Переправы не было видно ни справа, ни слева. Но и с этим он не спешил. Он знал, что всё решится само собой, и просто сидел, слушал и смотрел, как за холмы на раскинутых вполнеба крыльях опускается слепящее солнце. Слабо звенели листьями вербы на лугу, река с ворчанием двигалась на юг, мимо. Гуси хлопотали о своём. Все эти звуки легко вписывались в звенящую тишину: вокруг него и в нём самом.
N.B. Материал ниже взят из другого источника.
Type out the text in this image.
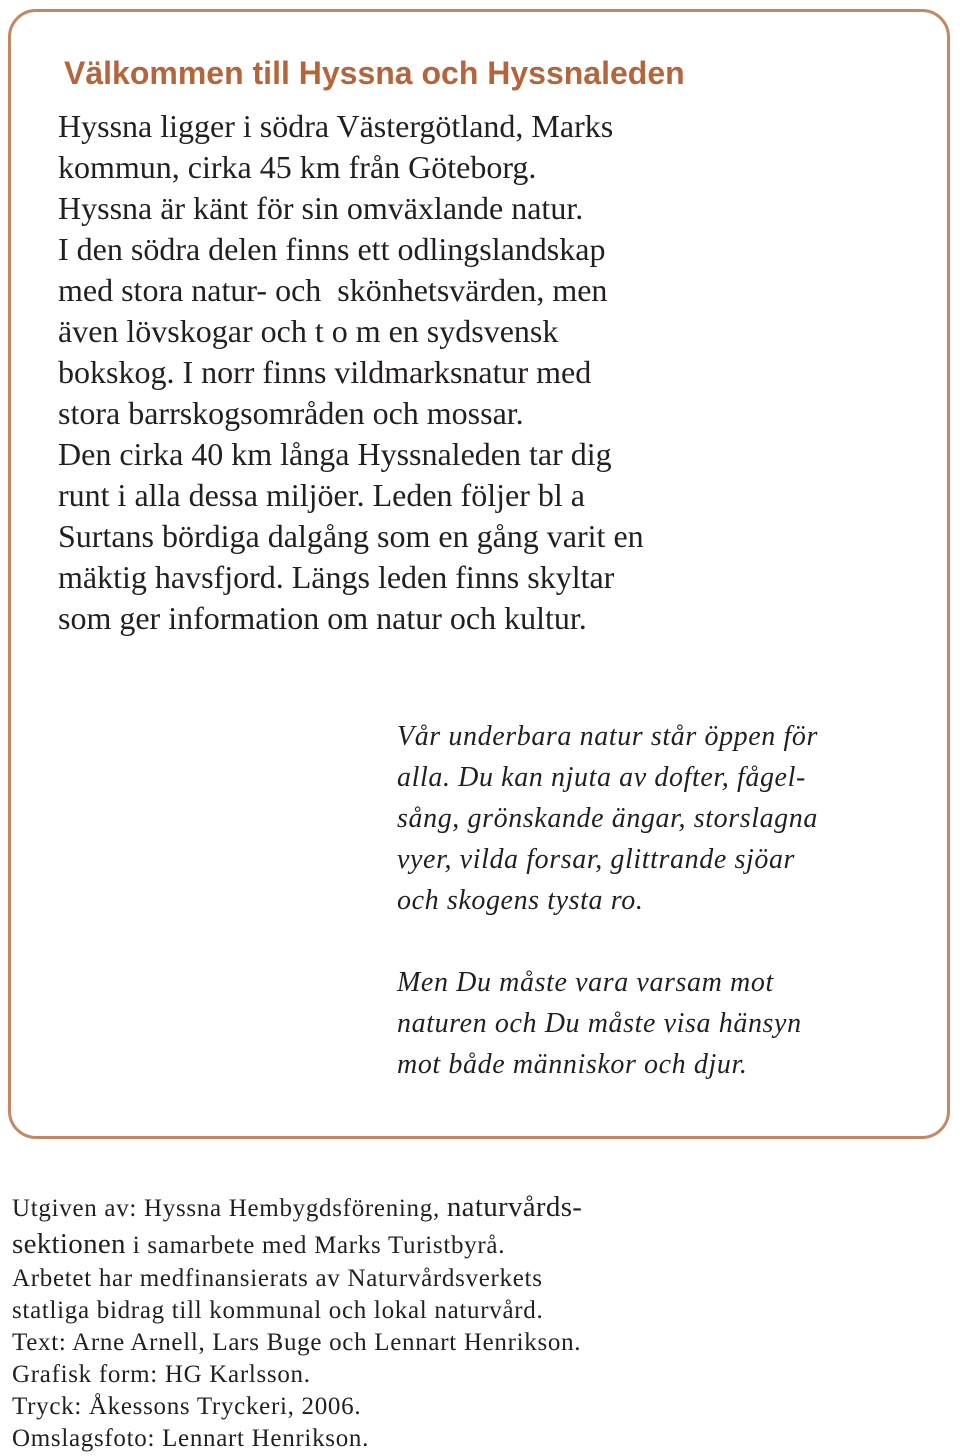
Välkommen till Hyssna och Hyssnaleden
Hyssna ligger i södra Västergötland, Marks
kommun, cirka 45 km från Göteborg.
Hyssna är känt för sin omväxlande natur.
I den södra delen finns ett odlingslandskap
med stora natur- och  skönhetsvärden, men
även lövskogar och t o m en sydsvensk
bokskog. I norr finns vildmarksnatur med
stora barrskogsområden och mossar.
Den cirka 40 km långa Hyssnaleden tar dig
runt i alla dessa miljöer. Leden följer bl a
Surtans bördiga dalgång som en gång varit en
mäktig havsfjord. Längs leden finns skyltar
som ger information om natur och kultur.
Vår underbara natur står öppen för
alla. Du kan njuta av dofter, fågel-
sång, grönskande ängar, storslagna
vyer, vilda forsar, glittrande sjöar
och skogens tysta ro.
Men Du måste vara varsam mot
naturen och Du måste visa hänsyn
mot både människor och djur.
Utgiven av: Hyssna Hembygdsförening, naturvårds-
sektionen i samarbete med Marks Turistbyrå.
Arbetet har medfinansierats av Naturvårdsverkets
statliga bidrag till kommunal och lokal naturvård.
Text: Arne Arnell, Lars Buge och Lennart Henrikson.
Grafisk form: HG Karlsson.
Tryck: Åkessons Tryckeri, 2006.
Omslagsfoto: Lennart Henrikson.
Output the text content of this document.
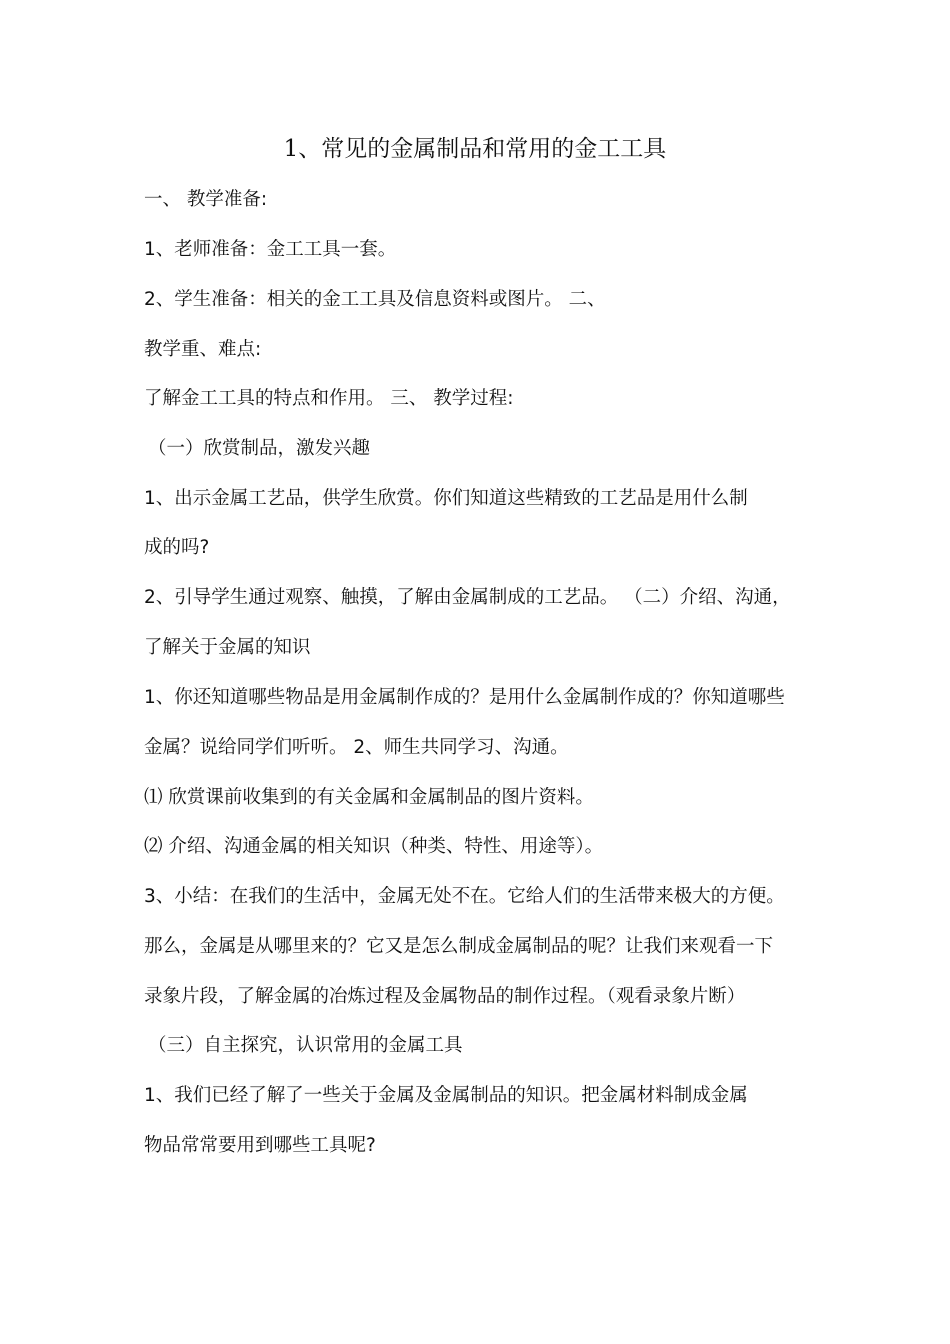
1、常见的金属制品和常用的金工工具
一、 教学准备:
1、老师准备：金工工具一套。
2、学生准备：相关的金工工具及信息资料或图片。 二、
教学重、难点:
了解金工工具的特点和作用。 三、 教学过程:
（一）欣赏制品，激发兴趣
1、出示金属工艺品，供学生欣赏。你们知道这些精致的工艺品是用什么制
成的吗?
2、引导学生通过观察、触摸，了解由金属制成的工艺品。 （二）介绍、沟通，
了解关于金属的知识
1、你还知道哪些物品是用金属制作成的？是用什么金属制作成的？你知道哪些
金属？说给同学们听听。 2、师生共同学习、沟通。
⑴ 欣赏课前收集到的有关金属和金属制品的图片资料。
⑵ 介绍、沟通金属的相关知识（种类、特性、用途等）。
3、小结：在我们的生活中，金属无处不在。它给人们的生活带来极大的方便。
那么，金属是从哪里来的？它又是怎么制成金属制品的呢？让我们来观看一下
录象片段，了解金属的冶炼过程及金属物品的制作过程。（观看录象片断）
（三）自主探究，认识常用的金属工具
1、我们已经了解了一些关于金属及金属制品的知识。把金属材料制成金属
物品常常要用到哪些工具呢?
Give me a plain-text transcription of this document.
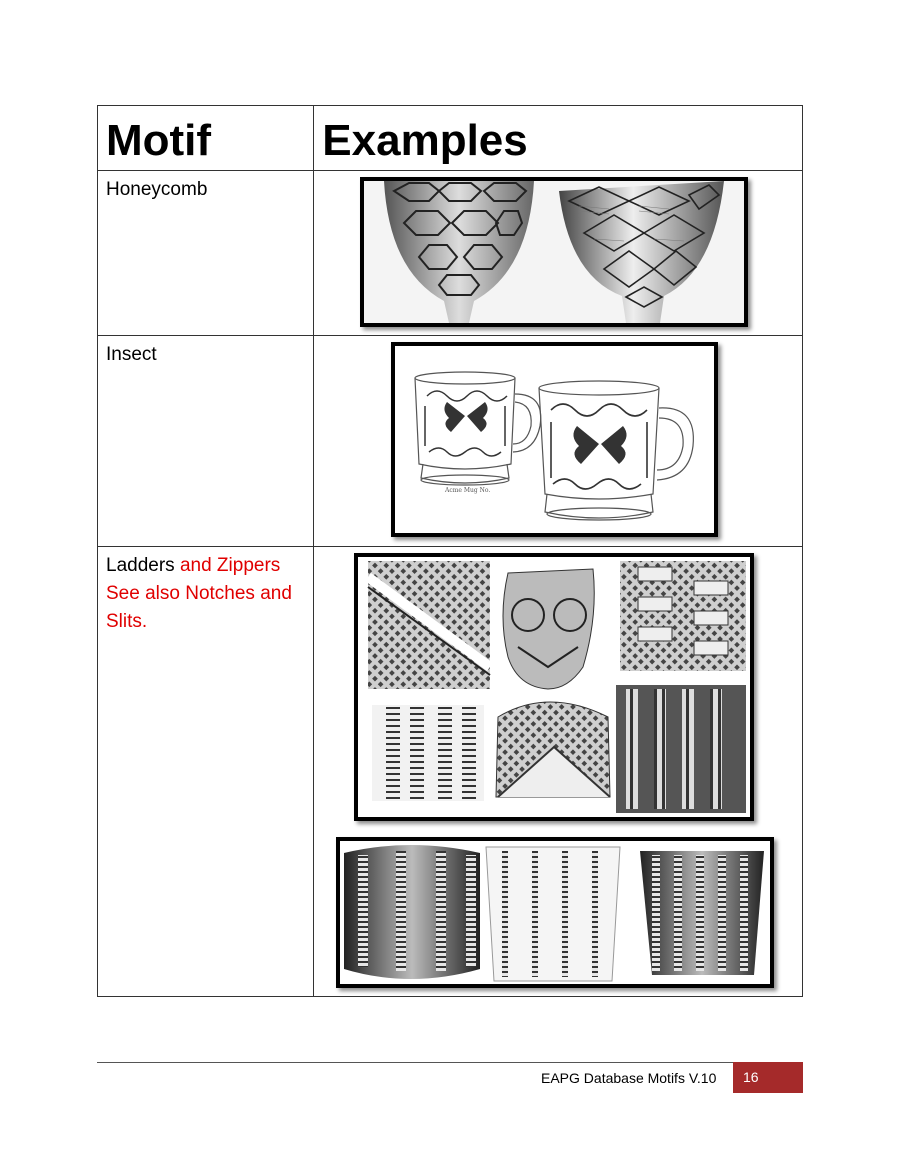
Motif	Examples
Honeycomb	

Insect	Acme Mug No.

Ladders and Zippers
See also Notches and Slits.	
EAPG Database Motifs V.10	16
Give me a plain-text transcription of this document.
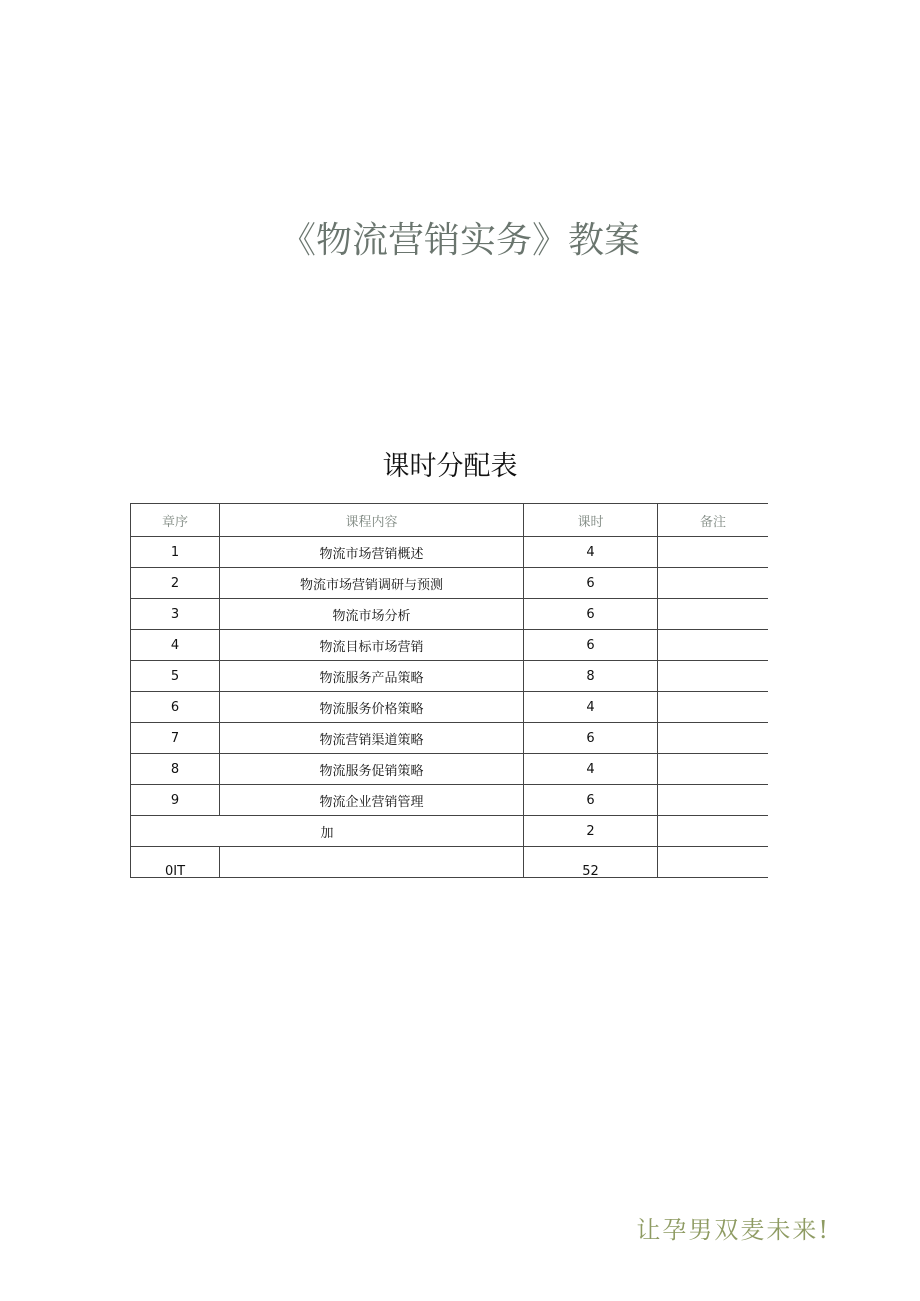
《物流营销实务》教案
课时分配表
章序	课程内容	课时	备注
1	物流市场营销概述	4	
2	物流市场营销调研与预测	6	
3	物流市场分析	6	
4	物流目标市场营销	6	
5	物流服务产品策略	8	
6	物流服务价格策略	4	
7	物流营销渠道策略	6	
8	物流服务促销策略	4	
9	物流企业营销管理	6	
加		2	
0IT		52	
让孕男双麦未来!
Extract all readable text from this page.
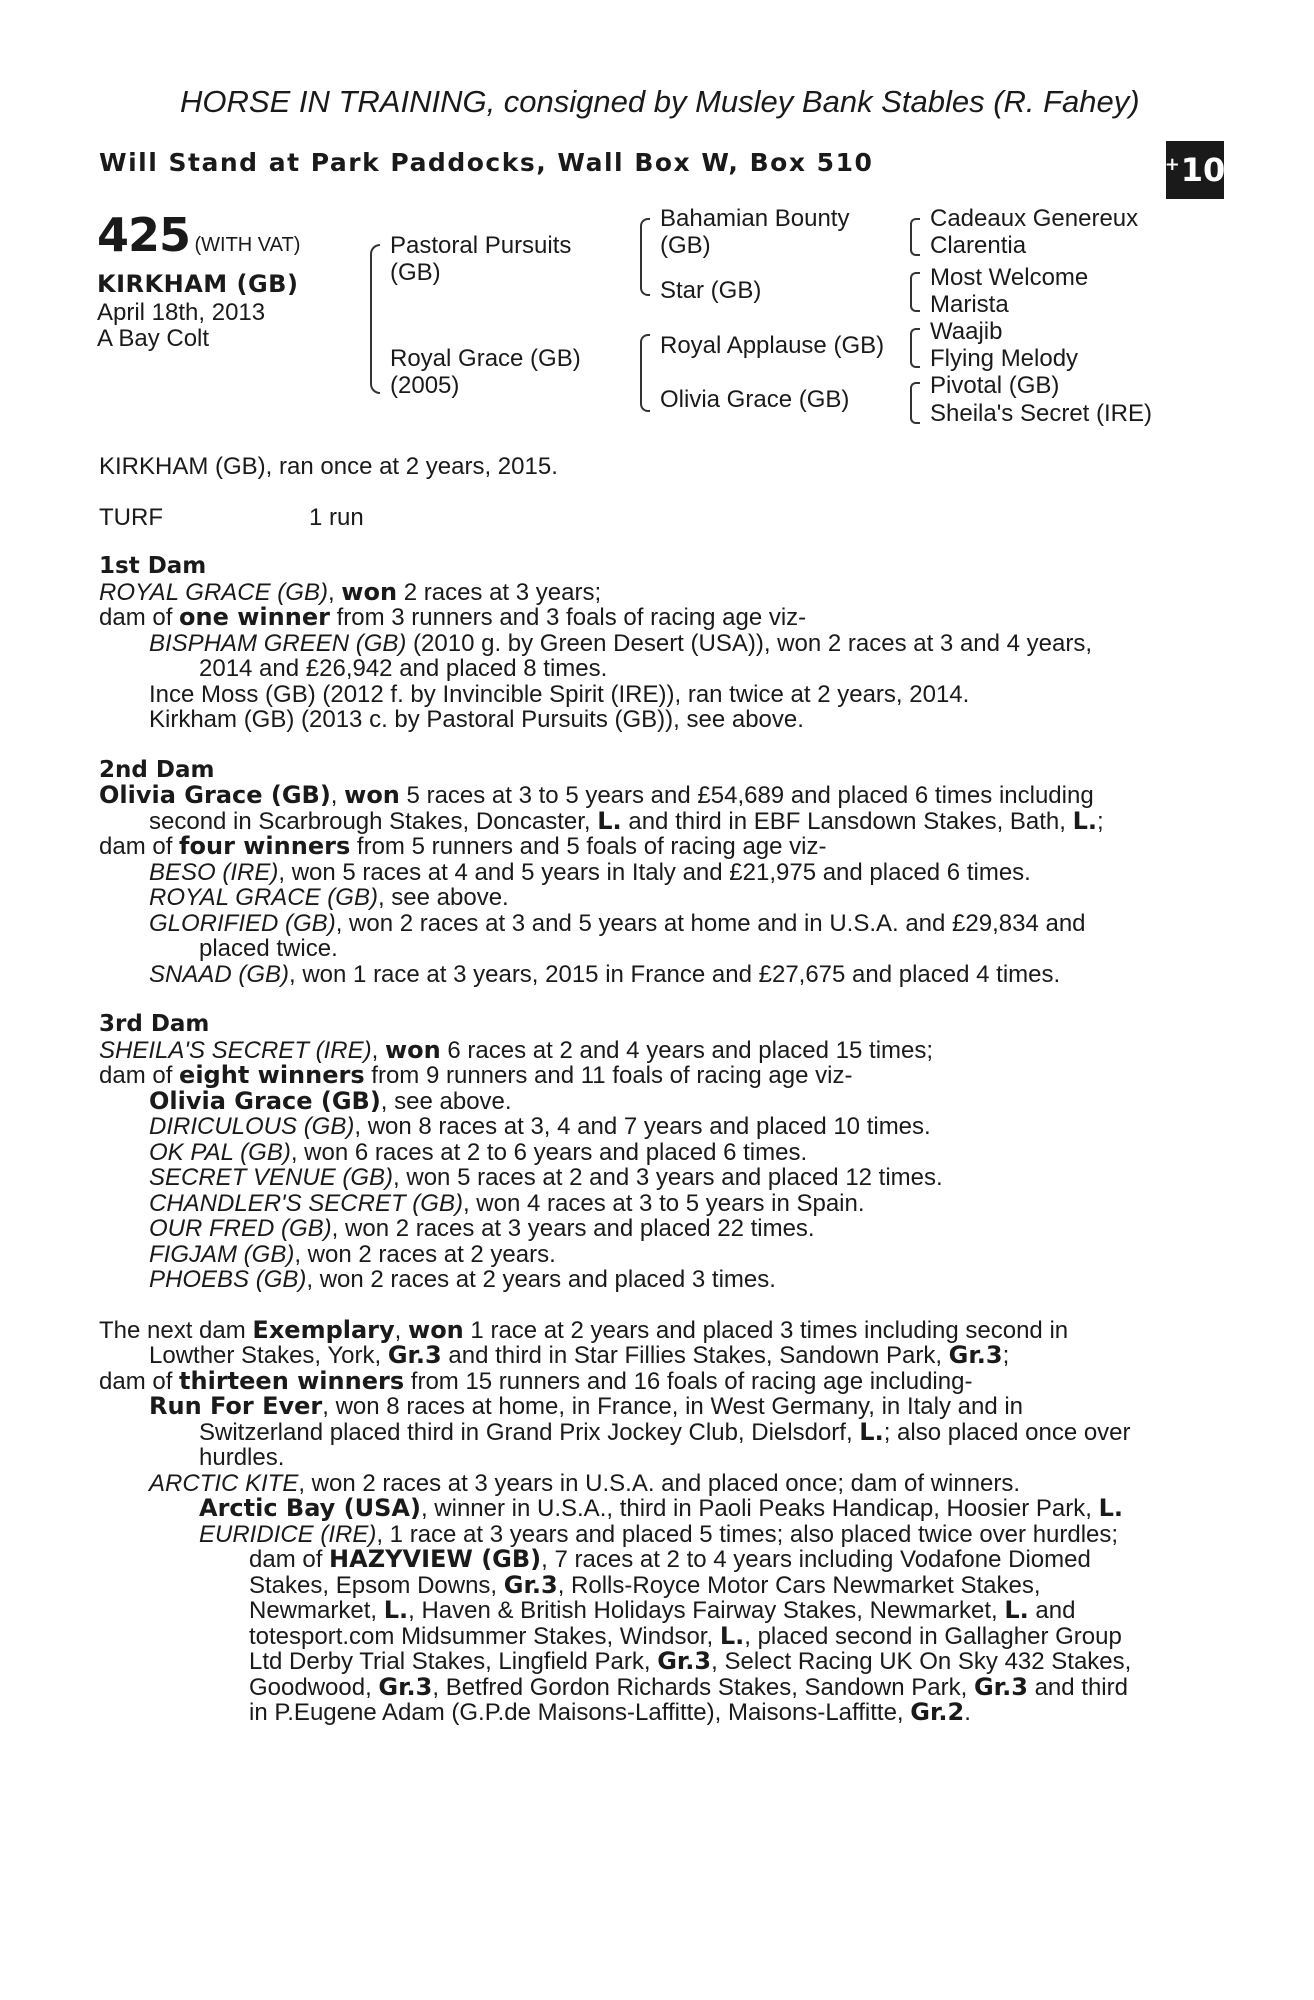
HORSE IN TRAINING, consigned by Musley Bank Stables (R. Fahey)
Will Stand at Park Paddocks, Wall Box W, Box 510	+ 10
425 (WITH VAT)
KIRKHAM (GB)
April 18th, 2013
A Bay Colt
Pastoral Pursuits
(GB)
Royal Grace (GB)
(2005)
Bahamian Bounty
(GB)
Star (GB)
Royal Applause (GB)
Olivia Grace (GB)
Cadeaux Genereux
Clarentia
Most Welcome
Marista
Waajib
Flying Melody
Pivotal (GB)
Sheila's Secret (IRE)
KIRKHAM (GB), ran once at 2 years, 2015.
TURF	1 run
1st Dam
ROYAL GRACE (GB), won 2 races at 3 years;
dam of one winner from 3 runners and 3 foals of racing age viz-
BISPHAM GREEN (GB) (2010 g. by Green Desert (USA)), won 2 races at 3 and 4 years,
2014 and £26,942 and placed 8 times.
Ince Moss (GB) (2012 f. by Invincible Spirit (IRE)), ran twice at 2 years, 2014.
Kirkham (GB) (2013 c. by Pastoral Pursuits (GB)), see above.
2nd Dam
Olivia Grace (GB), won 5 races at 3 to 5 years and £54,689 and placed 6 times including
second in Scarbrough Stakes, Doncaster, L. and third in EBF Lansdown Stakes, Bath, L.;
dam of four winners from 5 runners and 5 foals of racing age viz-
BESO (IRE), won 5 races at 4 and 5 years in Italy and £21,975 and placed 6 times.
ROYAL GRACE (GB), see above.
GLORIFIED (GB), won 2 races at 3 and 5 years at home and in U.S.A. and £29,834 and
placed twice.
SNAAD (GB), won 1 race at 3 years, 2015 in France and £27,675 and placed 4 times.
3rd Dam
SHEILA'S SECRET (IRE), won 6 races at 2 and 4 years and placed 15 times;
dam of eight winners from 9 runners and 11 foals of racing age viz-
Olivia Grace (GB), see above.
DIRICULOUS (GB), won 8 races at 3, 4 and 7 years and placed 10 times.
OK PAL (GB), won 6 races at 2 to 6 years and placed 6 times.
SECRET VENUE (GB), won 5 races at 2 and 3 years and placed 12 times.
CHANDLER'S SECRET (GB), won 4 races at 3 to 5 years in Spain.
OUR FRED (GB), won 2 races at 3 years and placed 22 times.
FIGJAM (GB), won 2 races at 2 years.
PHOEBS (GB), won 2 races at 2 years and placed 3 times.
The next dam Exemplary, won 1 race at 2 years and placed 3 times including second in
Lowther Stakes, York, Gr.3 and third in Star Fillies Stakes, Sandown Park, Gr.3;
dam of thirteen winners from 15 runners and 16 foals of racing age including-
Run For Ever, won 8 races at home, in France, in West Germany, in Italy and in
Switzerland placed third in Grand Prix Jockey Club, Dielsdorf, L.; also placed once over
hurdles.
ARCTIC KITE, won 2 races at 3 years in U.S.A. and placed once; dam of winners.
Arctic Bay (USA), winner in U.S.A., third in Paoli Peaks Handicap, Hoosier Park, L.
EURIDICE (IRE), 1 race at 3 years and placed 5 times; also placed twice over hurdles;
dam of HAZYVIEW (GB), 7 races at 2 to 4 years including Vodafone Diomed
Stakes, Epsom Downs, Gr.3, Rolls-Royce Motor Cars Newmarket Stakes,
Newmarket, L., Haven & British Holidays Fairway Stakes, Newmarket, L. and
totesport.com Midsummer Stakes, Windsor, L., placed second in Gallagher Group
Ltd Derby Trial Stakes, Lingfield Park, Gr.3, Select Racing UK On Sky 432 Stakes,
Goodwood, Gr.3, Betfred Gordon Richards Stakes, Sandown Park, Gr.3 and third
in P.Eugene Adam (G.P.de Maisons-Laffitte), Maisons-Laffitte, Gr.2.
— Ну да, — вздохнул он, делая и свой взнос — три копейки — в эту тишину, это то, что мне и было нужно.
И будто вздох его был услышан: гусь-вожак особенно хлёстко ударил по воде и саркастически, с оттяжкой на первом слоге и с ускорением к концу, рассмеялся. Эхо на другом берегу раздвоило смех и послало назад чуточку уже искажённую часть, так что он, успев за это время немного испугаться и полууспев усмехнуться, вроде бы нашёл в этих звуках сходство с речью, и даже почти узнал отдельные её слова. Слова вполне знакомые, но будто бы искорёженные той же силой, которая обрушилась на все эти деревья кругом и вогнала их в странные, состоящие из одних изъянов формы. Заставила их расти в непривычном направлении — их рост уже не являлся способом лобового преодоления силы тяжести, а напротив, средством обойти, избежать её действия или игнорировать совсем. Искорёженные, увечные тела деревьев затрудняли их классификацию, следовало бы вообще не спешить с причислением их к царству растений, они куда больше походили на животных или птиц. Точнее, на части разорванных ужасной силой их изувеченных тел. Удивление, сопровождавшее распознавание в смехе гуся вполне осмысленных слов, не помешало, однако, сформулировать общее впечатление в привычной, с привкусом пошлости, манере. Подлинно, сказал себе он, в этом совершенно подлинном мире есть один изъян: в нём нет подлинного одиночества.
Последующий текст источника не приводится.